The debate has raged recently, especially after the results were announced on 1st October, 2013 or World Children’s Day, that this test should be abolished or at least deferred to a point where the kids are a lot older.
The facts are that 90% of those who sat th4e Grade 5 exam DID NOT get their district pass mark. Hence those children who will always remember their mark till they go to their graves, feel that they have not made it, in being able to get to a better school which required the higher cut off mark. (mind you the school of your choice is still not achievable despite the higher mark due to other considerations at that school, where they may not have sufficient places to fill the demand!)

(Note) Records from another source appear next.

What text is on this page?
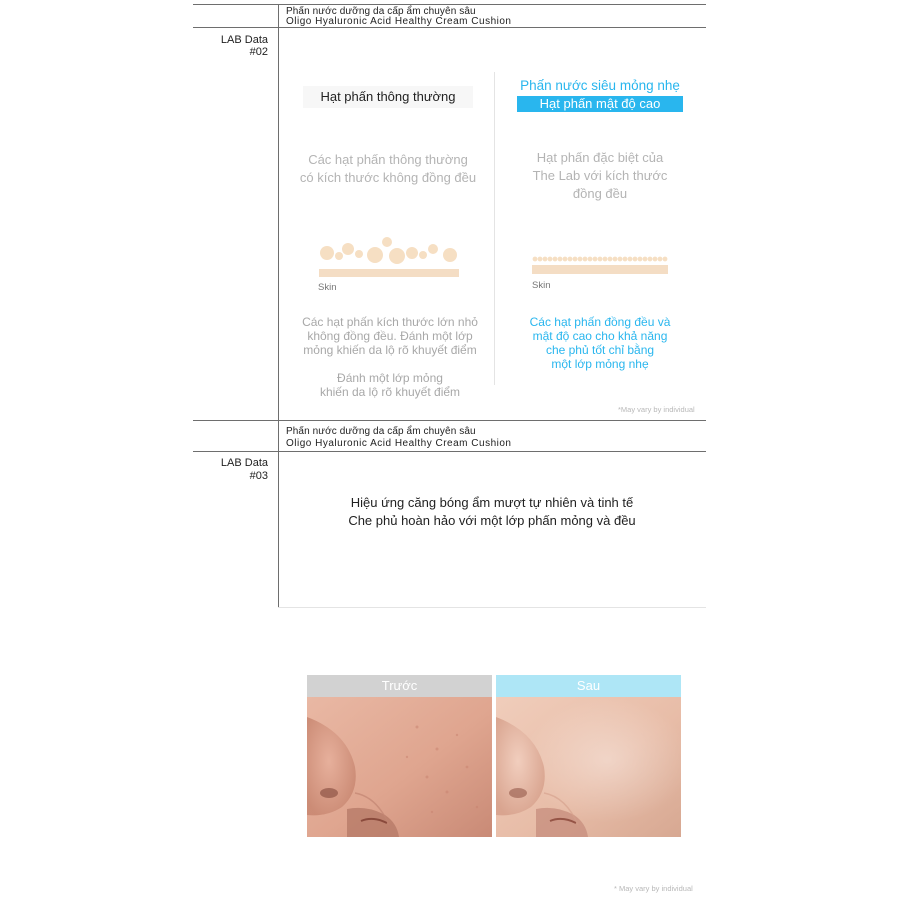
Phấn nước dưỡng da cấp ẩm chuyên sâu
Oligo Hyaluronic Acid Healthy Cream Cushion
LAB Data
#02
Hạt phấn thông thường
Các hạt phấn thông thường
có kích thước không đồng đều
Skin
Các hạt phấn kích thước lớn nhỏ
không đồng đều. Đánh một lớp
mỏng khiến da lộ rõ khuyết điểm
Đánh một lớp mỏng
khiến da lộ rõ khuyết điểm
Phấn nước siêu mỏng nhẹ
Hạt phấn mật độ cao
Hạt phấn đặc biệt của
The Lab với kích thước
đồng đều
Skin
Các hạt phấn đồng đều và
mật độ cao cho khả năng
che phủ tốt chỉ bằng
một lớp mỏng nhẹ
*May vary by individual
Phấn nước dưỡng da cấp ẩm chuyên sâu
Oligo Hyaluronic Acid Healthy Cream Cushion
LAB Data
#03
Hiệu ứng căng bóng ẩm mượt tự nhiên và tinh tế
Che phủ hoàn hảo với một lớp phấn mỏng và đều
Trước	Sau
* May vary by individual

In any case the Minister of Education as is always the case made a hash of it by announcing publicly that henceforth the results will always be announced on World Children’s Day so as to demoralize 90% of those who sit the exam!!! What a total buffoon he made of himself nationally making that announcement at Subharathai Mahamathya Vidyalaya, in Godagama on that day. I believe just yesterday he made another inappropriate comment. Namely at a function at Dharmapala Vidyalaya in Pannipitiya that, though it was currently the largest school in the Country with both male and female pupils, that he was going to make Mahinda Rajapakse Vidyalaya Homagama, the largest co-ed school in the country. Of course it did not go down well in Pannipitiya, but in any case biggest is not always best, though this Minister obviously is obsessed with size.

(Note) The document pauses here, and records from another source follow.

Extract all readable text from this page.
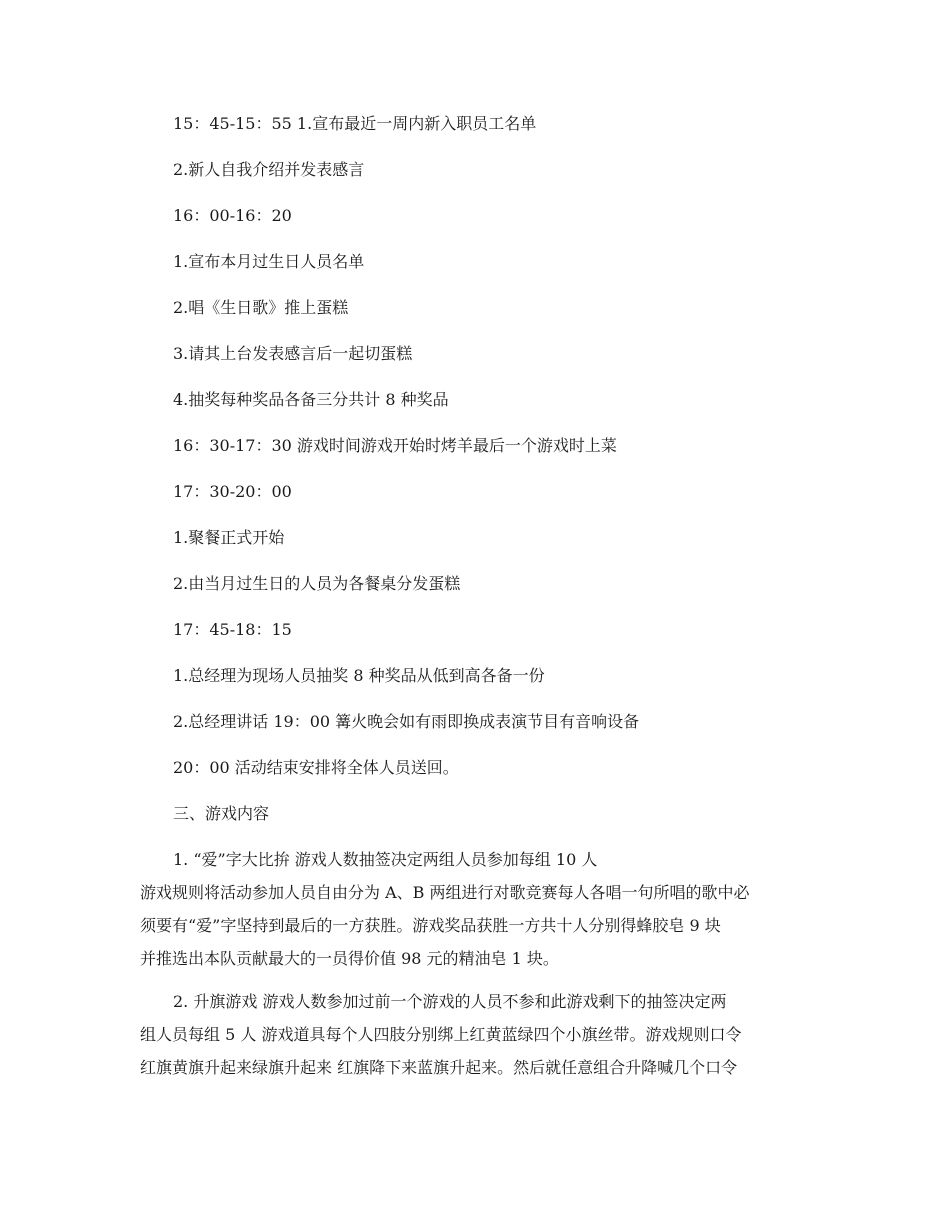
15：45-15：55 1.宣布最近一周内新入职员工名单
2.新人自我介绍并发表感言
16：00-16：20
1.宣布本月过生日人员名单
2.唱《生日歌》推上蛋糕
3.请其上台发表感言后一起切蛋糕
4.抽奖每种奖品各备三分共计 8 种奖品
16：30-17：30 游戏时间游戏开始时烤羊最后一个游戏时上菜
17：30-20：00
1.聚餐正式开始
2.由当月过生日的人员为各餐桌分发蛋糕
17：45-18：15
1.总经理为现场人员抽奖 8 种奖品从低到高各备一份
2.总经理讲话 19：00 篝火晚会如有雨即换成表演节目有音响设备
20：00 活动结束安排将全体人员送回。
三、游戏内容
1. “爱”字大比拚 游戏人数抽签决定两组人员参加每组 10 人
游戏规则将活动参加人员自由分为 A、B 两组进行对歌竞赛每人各唱一句所唱的歌中必
须要有“爱”字坚持到最后的一方获胜。游戏奖品获胜一方共十人分别得蜂胶皂 9 块
并推选出本队贡献最大的一员得价值 98 元的精油皂 1 块。
2. 升旗游戏 游戏人数参加过前一个游戏的人员不参和此游戏剩下的抽签决定两
组人员每组 5 人 游戏道具每个人四肢分别绑上红黄蓝绿四个小旗丝带。游戏规则口令
红旗黄旗升起来绿旗升起来 红旗降下来蓝旗升起来。然后就任意组合升降喊几个口令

Getting back to the main topic, it was announced by the head of the Human Rights Commission, the not independent Mr Mahanamahewa, that he had called the heads of 35 state and public bodies in relevant fields to comment on the Shishyathwaya exam and to make recommendations, which resulted in the headline in today’s Ada newspaper (www.ada.lk of 11th October 2013) namely to have it at Grade 8.
I have long advocated that it was a violation of the Human rights of the child to force them to study and sit for this competitive exam at such an early stage of their lives. Whilst we celebrate those who performed well, they are the exceptional students of our country, who may or may not excel in life in their chosen field, and who have an equal chance of entering University along with those who do not get the district pass mark, which proves the uselessness of the exam.
Further the minister of education has for the first time started a campaign that confuses students even further by telling that the pass mark was 70 and that 90% of the students achieved this pass mark!! So having district cut off marks and pass marks confuse students even more, and the pressure that parents put on their offspring to perform well at these exams takes a toll especially on the average child to which most of us will fall into as a rule.
So where do we go from here. It is used in practice to further deny officially for kids to get into better schools as they did not achieve the required mark. Many schools that have 1st Grade still continue to have a huge demand for entry, as even if the child fails the exam they can remain in the same school, even if it is an elite school, and so parents first try everything in their power to get them in at Grade 1 by even resorting to pay huge amounts as bribes or to Building Funds.
Of course there are some schools that only begin at Grade 6 which if they are in the elite pool, will require the minimum mark for that school for entry into their classes. This is in addition to other entrance criteria that the school may have.
When one takes the Mahinda Rajapakse Vidyalaya in Homagama, as an example, it is a brand new school which has been allocated a huge budget that includes all kinds of facilities like swimming pools and air-conditioned class rooms and it is in the electorate of the present Education Minister who is determined that it be the largest and best in the Island. Well if the equivalent funds that go to 1000 schools is only spent on one school it is hardly a surprise, but is also exceedingly inequitable in a state sector so to do, whilst denying basic facilities to so many schools as a result.
All this argument amounts to a hill of beans unless of course the quality of teaching in all schools is improved by leaps and bounds by training our teachers to a different level, and then paying them commensurate salaries to keep them motivated and committed to their professions.
In my opinion this 5th grade or any grade exam, is the wrong approach, as it just gives rise to a tuition culture at a very early age, that benefits outside earnings for teachers, and poorer teaching commitments by them at schools. If we abolish the exam completely, and instead concentrate on getting a much higher standard of teacher, both by training them to a higher level and then paying them for performance it would completely change our education, especially at the provincial level, in turning out educated citizens who are thinkers and not rote learners, who will enjoy their studies as much as obtain the best in their creative minds, that will in turn truly build a nation of productive citizens who use their innate intelligence to find rewarding employment and in turn build the nation, as one to be envied.